If you start with an AI that makes decisions of middling quality, how well can you get it to make high-quality decisions by ablating neurons associated with bad decisions? This is the centeal thing I expect to have diminishing returns (though it’s related to some other uses of unterpretability that might also have diminishing returns).
If you take a predictive model of chess games trained on human play, it’s probably not too hard to get it to play near the 90th percentile of the dataset. But it’s not going to play as well as stockfish almost no matter what you do. The AI is a bit flexible, especially in ways the training data has prediction-relevant variation, but it’s not arbitrarily flexible, and once you’ve changed the few most important neurons the other neurons will be progressively less important. I expect this to show up for all sorts of properties (e.g. moral quality of decisions), not just chess skill.

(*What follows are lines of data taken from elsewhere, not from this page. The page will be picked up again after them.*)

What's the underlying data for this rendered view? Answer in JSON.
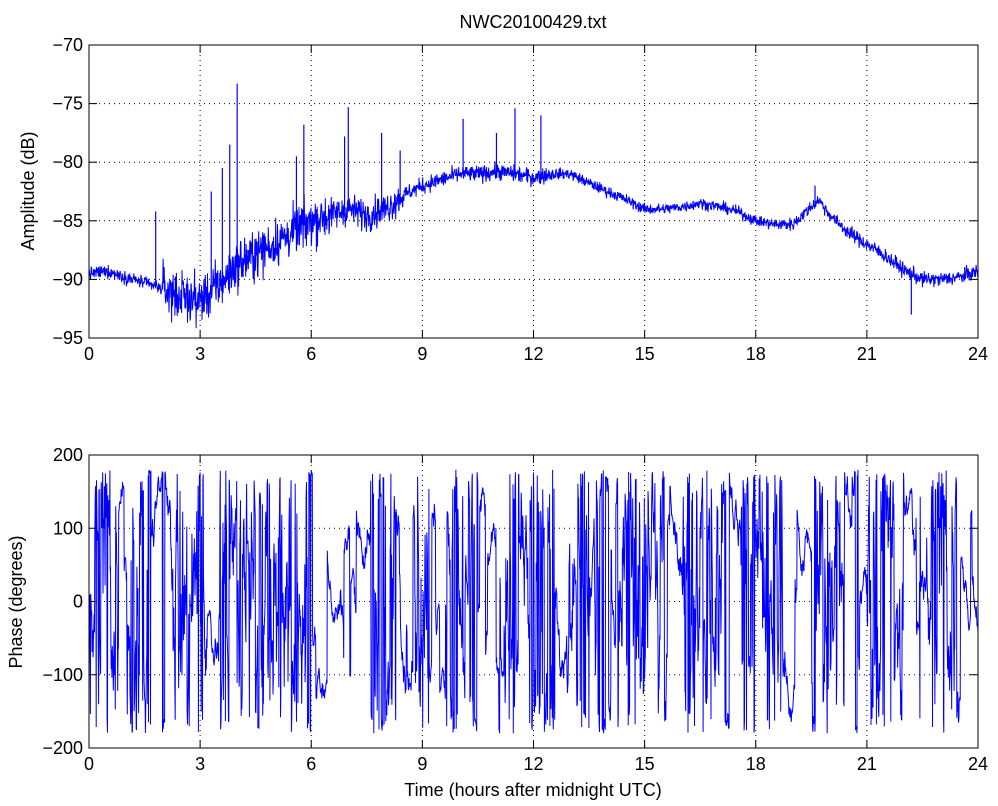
{
  "figure": {
    "background": "#ffffff",
    "axes_color": "#000000",
    "grid_color": "#000000",
    "line_color": "#0000ff"
  },
  "chart_data": [
    {
      "type": "line",
      "title": "NWC20100429.txt",
      "xlabel": "",
      "ylabel": "Amplitude (dB)",
      "xlim": [
        0,
        24
      ],
      "ylim": [
        -95,
        -70
      ],
      "xticks": [
        0,
        3,
        6,
        9,
        12,
        15,
        18,
        21,
        24
      ],
      "yticks": [
        -95,
        -90,
        -85,
        -80,
        -75,
        -70
      ],
      "xtick_labels": [
        "0",
        "3",
        "6",
        "9",
        "12",
        "15",
        "18",
        "21",
        "24"
      ],
      "ytick_labels": [
        "−95",
        "−90",
        "−85",
        "−80",
        "−75",
        "−70"
      ],
      "grid": true,
      "series": [
        {
          "color": "#0000ff",
          "x": [
            0,
            0.5,
            1.0,
            1.5,
            2.0,
            2.5,
            3.0,
            3.5,
            4.0,
            4.5,
            5.0,
            5.5,
            6.0,
            6.5,
            7.0,
            7.5,
            8.0,
            8.5,
            9.0,
            9.5,
            10.0,
            10.5,
            11.0,
            11.5,
            12.0,
            12.5,
            13.0,
            13.5,
            14.0,
            14.5,
            15.0,
            15.5,
            16.0,
            16.5,
            17.0,
            17.5,
            18.0,
            18.5,
            19.0,
            19.5,
            19.7,
            20.0,
            20.5,
            21.0,
            21.5,
            22.0,
            22.5,
            23.0,
            23.5,
            24.0
          ],
          "y": [
            -89.5,
            -89.3,
            -89.8,
            -90.3,
            -90.8,
            -91.5,
            -91.8,
            -90.5,
            -88.8,
            -87.8,
            -87.0,
            -86.0,
            -85.0,
            -84.5,
            -84.0,
            -84.5,
            -84.0,
            -82.8,
            -82.0,
            -81.5,
            -81.0,
            -81.0,
            -80.8,
            -81.0,
            -81.3,
            -81.0,
            -81.0,
            -81.8,
            -82.5,
            -83.2,
            -84.0,
            -84.0,
            -83.8,
            -83.5,
            -83.8,
            -84.2,
            -85.0,
            -85.3,
            -85.3,
            -83.8,
            -83.2,
            -84.5,
            -86.0,
            -87.0,
            -88.0,
            -89.2,
            -90.0,
            -90.0,
            -89.8,
            -89.3
          ],
          "spikes": [
            [
              1.8,
              -84.2
            ],
            [
              3.3,
              -82.5
            ],
            [
              3.6,
              -80.5
            ],
            [
              3.8,
              -78.5
            ],
            [
              4.0,
              -73.3
            ],
            [
              5.6,
              -79.5
            ],
            [
              5.8,
              -76.8
            ],
            [
              6.9,
              -77.8
            ],
            [
              7.0,
              -75.3
            ],
            [
              7.9,
              -77.5
            ],
            [
              8.4,
              -79.0
            ],
            [
              10.1,
              -76.3
            ],
            [
              11.0,
              -77.5
            ],
            [
              11.5,
              -75.4
            ],
            [
              12.2,
              -76.0
            ],
            [
              19.6,
              -82.0
            ],
            [
              22.2,
              -93.0
            ]
          ]
        }
      ]
    },
    {
      "type": "line",
      "title": "",
      "xlabel": "Time (hours after midnight UTC)",
      "ylabel": "Phase (degrees)",
      "xlim": [
        0,
        24
      ],
      "ylim": [
        -200,
        200
      ],
      "xticks": [
        0,
        3,
        6,
        9,
        12,
        15,
        18,
        21,
        24
      ],
      "yticks": [
        -200,
        -100,
        0,
        100,
        200
      ],
      "xtick_labels": [
        "0",
        "3",
        "6",
        "9",
        "12",
        "15",
        "18",
        "21",
        "24"
      ],
      "ytick_labels": [
        "−200",
        "−100",
        "0",
        "100",
        "200"
      ],
      "grid": true,
      "series": [
        {
          "color": "#0000ff",
          "range": [
            -180,
            180
          ],
          "dense_intervals": [
            [
              0.0,
              0.8
            ],
            [
              1.0,
              1.6
            ],
            [
              2.2,
              3.2
            ],
            [
              3.5,
              5.9
            ],
            [
              7.6,
              8.3
            ],
            [
              8.8,
              9.2
            ],
            [
              9.6,
              10.4
            ],
            [
              11.2,
              12.6
            ],
            [
              12.9,
              13.8
            ],
            [
              14.2,
              15.6
            ],
            [
              16.0,
              17.2
            ],
            [
              17.6,
              18.8
            ],
            [
              19.6,
              20.4
            ],
            [
              21.0,
              22.0
            ],
            [
              22.6,
              23.5
            ]
          ]
        }
      ]
    }
  ]
}
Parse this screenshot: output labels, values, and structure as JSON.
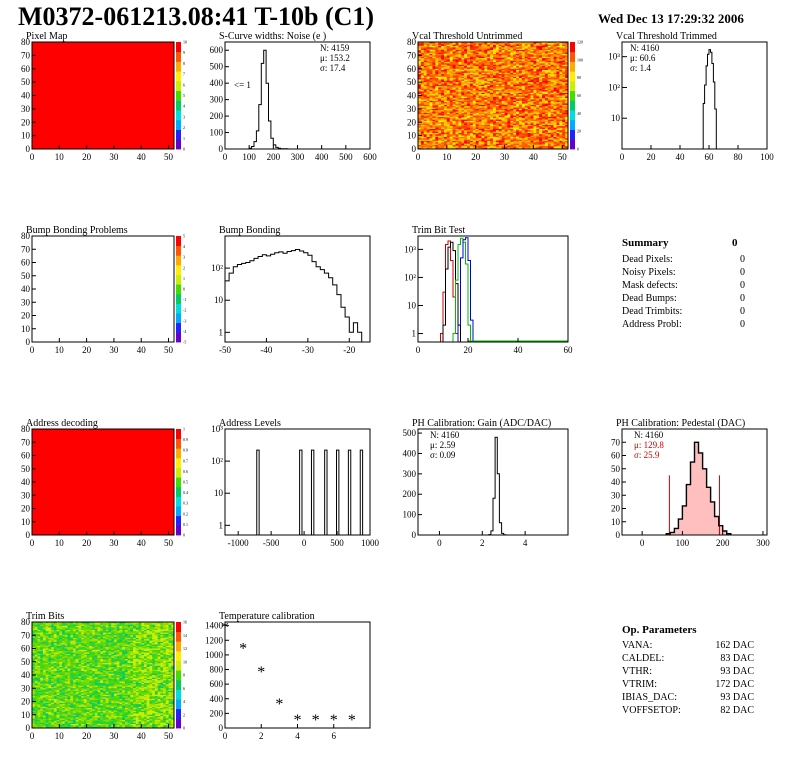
{
  "header": {
    "title": "M0372-061213.08:41 T-10b (C1)",
    "date": "Wed Dec 13 17:29:32 2006"
  },
  "colors": {
    "frame": "#000000",
    "red": "#cc0000",
    "green": "#00bb00",
    "blue": "#0000dd",
    "fill_red": "#ff0000"
  },
  "chart_data": [
    {
      "id": "pixel-map",
      "type": "heatmap",
      "title": "Pixel Map",
      "xlim": [
        0,
        52
      ],
      "ylim": [
        0,
        80
      ],
      "xticks": [
        0,
        10,
        20,
        30,
        40,
        50
      ],
      "yticks": [
        0,
        10,
        20,
        30,
        40,
        50,
        60,
        70,
        80
      ],
      "colorbar": [
        0,
        1,
        2,
        3,
        4,
        5,
        6,
        7,
        8,
        9,
        10
      ],
      "fill": "uniform-red",
      "value": 10
    },
    {
      "id": "scurve",
      "type": "bar",
      "title": "S-Curve widths: Noise (e )",
      "xlim": [
        0,
        600
      ],
      "ylim": [
        0,
        650
      ],
      "xticks": [
        0,
        100,
        200,
        300,
        400,
        500,
        600
      ],
      "yticks": [
        0,
        100,
        200,
        300,
        400,
        500,
        600
      ],
      "stats": {
        "N": "4159",
        "mu": "153.2",
        "sigma": "17.4"
      },
      "annotation": "<= 1",
      "bins": [
        [
          100,
          5
        ],
        [
          110,
          15
        ],
        [
          120,
          45
        ],
        [
          130,
          110
        ],
        [
          140,
          270
        ],
        [
          150,
          520
        ],
        [
          160,
          600
        ],
        [
          170,
          400
        ],
        [
          180,
          170
        ],
        [
          190,
          65
        ],
        [
          200,
          25
        ],
        [
          210,
          10
        ],
        [
          220,
          4
        ],
        [
          230,
          2
        ],
        [
          240,
          1
        ],
        [
          250,
          1
        ],
        [
          260,
          0
        ]
      ]
    },
    {
      "id": "vcal-untrimmed",
      "type": "heatmap",
      "title": "Vcal Threshold Untrimmed",
      "xlim": [
        0,
        52
      ],
      "ylim": [
        0,
        80
      ],
      "xticks": [
        0,
        10,
        20,
        30,
        40,
        50
      ],
      "yticks": [
        0,
        10,
        20,
        30,
        40,
        50,
        60,
        70,
        80
      ],
      "colorbar": [
        0,
        20,
        40,
        60,
        80,
        100,
        120
      ],
      "fill": "noisy-warm"
    },
    {
      "id": "vcal-trimmed",
      "type": "bar",
      "title": "Vcal Threshold Trimmed",
      "log": true,
      "xlim": [
        0,
        100
      ],
      "ylim": [
        1,
        3000
      ],
      "xticks": [
        0,
        20,
        40,
        60,
        80,
        100
      ],
      "yticklabels": [
        "10",
        "10²",
        "10³"
      ],
      "stats": {
        "N": "4160",
        "mu": "60.6",
        "sigma": "1.4"
      },
      "bins": [
        [
          56,
          30
        ],
        [
          57,
          120
        ],
        [
          58,
          500
        ],
        [
          59,
          1200
        ],
        [
          60,
          1700
        ],
        [
          61,
          1400
        ],
        [
          62,
          600
        ],
        [
          63,
          150
        ],
        [
          64,
          20
        ]
      ]
    },
    {
      "id": "bump-map",
      "type": "heatmap",
      "title": "Bump Bonding Problems",
      "xlim": [
        0,
        52
      ],
      "ylim": [
        0,
        80
      ],
      "xticks": [
        0,
        10,
        20,
        30,
        40,
        50
      ],
      "yticks": [
        0,
        10,
        20,
        30,
        40,
        50,
        60,
        70,
        80
      ],
      "colorbar": [
        -5,
        -4,
        -3,
        -2,
        -1,
        0,
        1,
        2,
        3,
        4,
        5
      ],
      "fill": "empty"
    },
    {
      "id": "bump-bonding",
      "type": "bar",
      "title": "Bump Bonding",
      "log": true,
      "xlim": [
        -50,
        -15
      ],
      "ylim": [
        0.5,
        1000
      ],
      "xticks": [
        -50,
        -40,
        -30,
        -20
      ],
      "yticklabels": [
        "1",
        "10",
        "10²"
      ],
      "bins": [
        [
          -50,
          40
        ],
        [
          -49,
          70
        ],
        [
          -48,
          110
        ],
        [
          -47,
          130
        ],
        [
          -46,
          140
        ],
        [
          -45,
          150
        ],
        [
          -44,
          170
        ],
        [
          -43,
          200
        ],
        [
          -42,
          230
        ],
        [
          -41,
          260
        ],
        [
          -40,
          240
        ],
        [
          -39,
          270
        ],
        [
          -38,
          300
        ],
        [
          -37,
          320
        ],
        [
          -36,
          290
        ],
        [
          -35,
          330
        ],
        [
          -34,
          350
        ],
        [
          -33,
          380
        ],
        [
          -32,
          340
        ],
        [
          -31,
          300
        ],
        [
          -30,
          250
        ],
        [
          -29,
          160
        ],
        [
          -28,
          110
        ],
        [
          -27,
          90
        ],
        [
          -26,
          70
        ],
        [
          -25,
          50
        ],
        [
          -24,
          30
        ],
        [
          -23,
          15
        ],
        [
          -22,
          6
        ],
        [
          -21,
          3
        ],
        [
          -20,
          1
        ],
        [
          -19,
          2
        ],
        [
          -18,
          1
        ]
      ]
    },
    {
      "id": "trim-bit",
      "type": "line",
      "title": "Trim Bit Test",
      "log": true,
      "xlim": [
        0,
        60
      ],
      "ylim": [
        0.5,
        3000
      ],
      "xticks": [
        0,
        20,
        40,
        60
      ],
      "yticklabels": [
        "1",
        "10",
        "10²",
        "10³"
      ],
      "series": [
        {
          "color": "red",
          "values": [
            [
              9,
              1
            ],
            [
              10,
              30
            ],
            [
              11,
              1500
            ],
            [
              12,
              2000
            ],
            [
              13,
              400
            ],
            [
              14,
              20
            ],
            [
              15,
              1
            ]
          ]
        },
        {
          "color": "black",
          "values": [
            [
              10,
              2
            ],
            [
              11,
              200
            ],
            [
              12,
              1200
            ],
            [
              13,
              1800
            ],
            [
              14,
              900
            ],
            [
              15,
              60
            ],
            [
              16,
              2
            ]
          ]
        },
        {
          "color": "green",
          "values": [
            [
              14,
              1
            ],
            [
              15,
              80
            ],
            [
              16,
              1500
            ],
            [
              17,
              2500
            ],
            [
              18,
              1800
            ],
            [
              19,
              300
            ],
            [
              20,
              2
            ]
          ]
        },
        {
          "color": "blue",
          "values": [
            [
              16,
              2
            ],
            [
              17,
              500
            ],
            [
              18,
              2200
            ],
            [
              19,
              2600
            ],
            [
              20,
              400
            ],
            [
              21,
              3
            ]
          ]
        }
      ]
    },
    {
      "id": "address-map",
      "type": "heatmap",
      "title": "Address decoding",
      "xlim": [
        0,
        52
      ],
      "ylim": [
        0,
        80
      ],
      "xticks": [
        0,
        10,
        20,
        30,
        40,
        50
      ],
      "yticks": [
        0,
        10,
        20,
        30,
        40,
        50,
        60,
        70,
        80
      ],
      "colorbar": [
        0,
        0.1,
        0.2,
        0.3,
        0.4,
        0.5,
        0.6,
        0.7,
        0.8,
        0.9,
        1
      ],
      "fill": "uniform-red",
      "value": 1
    },
    {
      "id": "address-levels",
      "type": "bar",
      "title": "Address Levels",
      "log": true,
      "xlim": [
        -1200,
        1000
      ],
      "ylim": [
        0.5,
        1000
      ],
      "xticks": [
        -1000,
        -500,
        0,
        500,
        1000
      ],
      "yticklabels": [
        "1",
        "10",
        "10²",
        "10³"
      ],
      "peaks": [
        -700,
        -50,
        130,
        330,
        510,
        690,
        870
      ],
      "peak_height": 220
    },
    {
      "id": "ph-gain",
      "type": "bar",
      "title": "PH Calibration: Gain (ADC/DAC)",
      "xlim": [
        -1,
        6
      ],
      "ylim": [
        0,
        520
      ],
      "xticks": [
        0,
        2,
        4
      ],
      "yticks": [
        0,
        100,
        200,
        300,
        400,
        500
      ],
      "stats": {
        "N": "4160",
        "mu": "2.59",
        "sigma": "0.09"
      },
      "bins": [
        [
          2.3,
          2
        ],
        [
          2.4,
          20
        ],
        [
          2.5,
          180
        ],
        [
          2.6,
          480
        ],
        [
          2.7,
          300
        ],
        [
          2.8,
          60
        ],
        [
          2.9,
          8
        ],
        [
          3.0,
          1
        ]
      ]
    },
    {
      "id": "ph-pedestal",
      "type": "bar",
      "title": "PH Calibration: Pedestal (DAC)",
      "xlim": [
        -50,
        310
      ],
      "ylim": [
        0,
        80
      ],
      "xticks": [
        0,
        100,
        200,
        300
      ],
      "yticks": [
        0,
        10,
        20,
        30,
        40,
        50,
        60,
        70
      ],
      "stats": {
        "N": "4160",
        "mu": "129.8",
        "sigma": "25.9"
      },
      "fit_color": "red",
      "bins": [
        [
          60,
          1
        ],
        [
          70,
          2
        ],
        [
          80,
          5
        ],
        [
          90,
          12
        ],
        [
          100,
          22
        ],
        [
          110,
          38
        ],
        [
          120,
          55
        ],
        [
          130,
          70
        ],
        [
          140,
          62
        ],
        [
          150,
          50
        ],
        [
          160,
          36
        ],
        [
          170,
          25
        ],
        [
          180,
          14
        ],
        [
          190,
          7
        ],
        [
          200,
          3
        ],
        [
          210,
          1
        ]
      ]
    },
    {
      "id": "trim-bits-map",
      "type": "heatmap",
      "title": "Trim Bits",
      "xlim": [
        0,
        52
      ],
      "ylim": [
        0,
        80
      ],
      "xticks": [
        0,
        10,
        20,
        30,
        40,
        50
      ],
      "yticks": [
        0,
        10,
        20,
        30,
        40,
        50,
        60,
        70,
        80
      ],
      "colorbar": [
        0,
        2,
        4,
        6,
        8,
        10,
        12,
        14,
        16
      ],
      "fill": "noisy-green"
    },
    {
      "id": "temperature",
      "type": "scatter",
      "title": "Temperature calibration",
      "xlim": [
        0,
        8
      ],
      "ylim": [
        0,
        1450
      ],
      "xticks": [
        0,
        2,
        4,
        6
      ],
      "yticks": [
        0,
        200,
        400,
        600,
        800,
        1000,
        1200,
        1400
      ],
      "values": [
        [
          0,
          1390
        ],
        [
          1,
          1100
        ],
        [
          2,
          780
        ],
        [
          3,
          340
        ],
        [
          4,
          120
        ],
        [
          5,
          120
        ],
        [
          6,
          120
        ],
        [
          7,
          120
        ]
      ]
    }
  ],
  "summary": {
    "title": "Summary",
    "value": "0",
    "rows": [
      {
        "label": "Dead Pixels:",
        "value": "0"
      },
      {
        "label": "Noisy Pixels:",
        "value": "0"
      },
      {
        "label": "Mask defects:",
        "value": "0"
      },
      {
        "label": "Dead Bumps:",
        "value": "0"
      },
      {
        "label": "Dead Trimbits:",
        "value": "0"
      },
      {
        "label": "Address Probl:",
        "value": "0"
      }
    ]
  },
  "op_params": {
    "title": "Op. Parameters",
    "rows": [
      {
        "label": "VANA:",
        "value": "162 DAC"
      },
      {
        "label": "CALDEL:",
        "value": "83 DAC"
      },
      {
        "label": "VTHR:",
        "value": "93 DAC"
      },
      {
        "label": "VTRIM:",
        "value": "172 DAC"
      },
      {
        "label": "IBIAS_DAC:",
        "value": "93 DAC"
      },
      {
        "label": "VOFFSETOP:",
        "value": "82 DAC"
      }
    ]
  }
}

Another way interpretability work can be harmful: some means by which advanced AIs could do harm require them to be credible. For example, in unboxing scenarios where a human has something an AI wants (like access to the internet), the AI might be much more persuasive if the gatekeeper can verify the AI’s statements using interpretability tools. Otherwise, the gatekeeper might be inclined to dismiss anything the AI says as plausibly fabricated. (And interpretability tools provided by the AI might be more suspect than those developed beforehand.)
It’s unclear to me whether interpretability tools have much of a chance of becoming good enough to detect deception in highly capable AIs. And there are promising uses of low-capability-only interpretability—like detecting early gradient hacking attempts, or designing an aligned low-capability AI that we are confident will scale well. But to the extent that detecting deception in advanced AIs is one of the main upsides of interpretability work people have in mind (or if people do think that interpretability tools are likely to scale to highly capable agents by default), the downsides of those systems being credible will be important to consider as well.
I am a bit confused by your operationalization of “Dangerous”. On one hand
is a definition I broadly agree with, especially since you want it to track the alignment-capabilities trade-off (see also this post). However, your examples suggest a more deontological approach:
Do you buy the alignment-capabilities trade-off model, or are you trying to establish principles for interpretability research? (or if both, please clarify what definition we’re using here)
Good point. My basic idea is something like “most interp work makes it more efficient to train/use increasingly-powerful/dangerous models”. So I think the two uses of “dangerous” you quote here, both fit with this idea.